Ne plus être vu, et ne plus être.

 

Au fond du précipice tu frissonnes. Las, même, tu t’abandonnes.

Au bord de l’abysse grandiose de ton être, tu ne fuis plus. La vue t’étonne. T’inspire. Tu humes le parfum de la peur, tu t’éprends des nuages cotonneux qui embrument tes pensées, te troublent et t’émeuvent. Un tremblement te prend, tes mains hésitent, palpent le vide. Tu n’as pas peur de te lancer, mais tu crains de regretter le haut de cette falaise. Qui sait ce que tu vas laisser derrière toi ? Qui sait combien de larmes couleront après ton passage, combien de visages seront brisés ?

 

Un éclair déchire brusquement tes célestes pensées. Du fond du ravin, brille une étoile. Devant toi il n’y avait rien que le  néant, et maintenant tu aperçois des éclats de feu, des étincelles de joie, des fragments lumineux de bonheur.
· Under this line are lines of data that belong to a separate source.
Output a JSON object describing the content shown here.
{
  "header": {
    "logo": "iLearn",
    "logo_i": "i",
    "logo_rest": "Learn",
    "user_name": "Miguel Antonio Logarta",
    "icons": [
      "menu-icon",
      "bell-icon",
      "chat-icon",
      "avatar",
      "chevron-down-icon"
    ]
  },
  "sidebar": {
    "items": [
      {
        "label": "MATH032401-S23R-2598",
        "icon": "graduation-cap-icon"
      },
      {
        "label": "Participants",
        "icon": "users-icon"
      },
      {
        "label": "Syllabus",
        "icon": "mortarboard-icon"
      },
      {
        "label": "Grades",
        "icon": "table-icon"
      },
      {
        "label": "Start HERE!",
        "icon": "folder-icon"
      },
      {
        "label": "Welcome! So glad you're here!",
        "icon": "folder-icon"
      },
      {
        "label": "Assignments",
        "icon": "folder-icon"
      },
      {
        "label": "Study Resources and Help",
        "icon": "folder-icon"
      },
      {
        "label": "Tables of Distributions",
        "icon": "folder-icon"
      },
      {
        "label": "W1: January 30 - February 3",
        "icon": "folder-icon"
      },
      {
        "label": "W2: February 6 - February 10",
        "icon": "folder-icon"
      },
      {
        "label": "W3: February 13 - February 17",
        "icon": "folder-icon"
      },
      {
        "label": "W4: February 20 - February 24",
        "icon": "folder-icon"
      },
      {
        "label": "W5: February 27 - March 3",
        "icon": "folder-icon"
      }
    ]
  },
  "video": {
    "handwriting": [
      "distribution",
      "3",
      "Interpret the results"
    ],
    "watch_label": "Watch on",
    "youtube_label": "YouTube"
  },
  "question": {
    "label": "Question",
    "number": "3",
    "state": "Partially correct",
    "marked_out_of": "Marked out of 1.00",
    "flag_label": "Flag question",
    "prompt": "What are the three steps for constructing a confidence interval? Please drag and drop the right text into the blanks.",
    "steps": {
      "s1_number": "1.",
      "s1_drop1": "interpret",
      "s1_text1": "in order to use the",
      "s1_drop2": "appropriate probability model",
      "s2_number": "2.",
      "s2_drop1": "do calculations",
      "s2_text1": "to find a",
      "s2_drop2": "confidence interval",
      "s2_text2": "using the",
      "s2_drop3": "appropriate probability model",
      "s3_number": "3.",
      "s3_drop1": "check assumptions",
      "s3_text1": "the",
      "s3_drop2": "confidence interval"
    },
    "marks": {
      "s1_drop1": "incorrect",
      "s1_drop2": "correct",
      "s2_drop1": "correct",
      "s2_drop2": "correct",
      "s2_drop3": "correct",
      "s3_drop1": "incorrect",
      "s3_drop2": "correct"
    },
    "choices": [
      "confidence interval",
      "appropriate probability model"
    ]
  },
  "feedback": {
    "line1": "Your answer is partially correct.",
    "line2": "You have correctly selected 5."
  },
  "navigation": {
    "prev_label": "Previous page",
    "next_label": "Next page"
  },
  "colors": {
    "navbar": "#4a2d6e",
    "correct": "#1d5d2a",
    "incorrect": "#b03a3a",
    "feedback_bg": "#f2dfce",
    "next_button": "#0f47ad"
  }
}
Sauter ne t’a jamais fait peur. La peur n’est rien ; comment pourrais-tu avoir peur du néant, chose qui par définition n’existe pas ? Nihilisme. Mais d’autres avaient peur pour toi, ils avaient peur que tu ne voies pas l’espoir scintillant dans le creux des mains du grand rien.

Tu l’as vu, tu l’as vu. Et maintenant, plus que jamais tu sais, tu as la certitude que, ça y est, tu vas te laisser aller. Tu vas fondre, couler, sauter dans le trou de ta vie si obscure mais si enchanteresse et magnifique.

 

Tu as grimpé une vaste montagne.

Tu t’es baigné en des eaux impitoyables.

Et tu t’es senti vivant.

Illustration du poème Se sentir vivant.

Au bord de l’abysse grandiose de ton être

Avez-vous aimé le poème ? Et que pensez-vous de son illustration ? On se retrouve la semaine prochaine pour la suite du recueil !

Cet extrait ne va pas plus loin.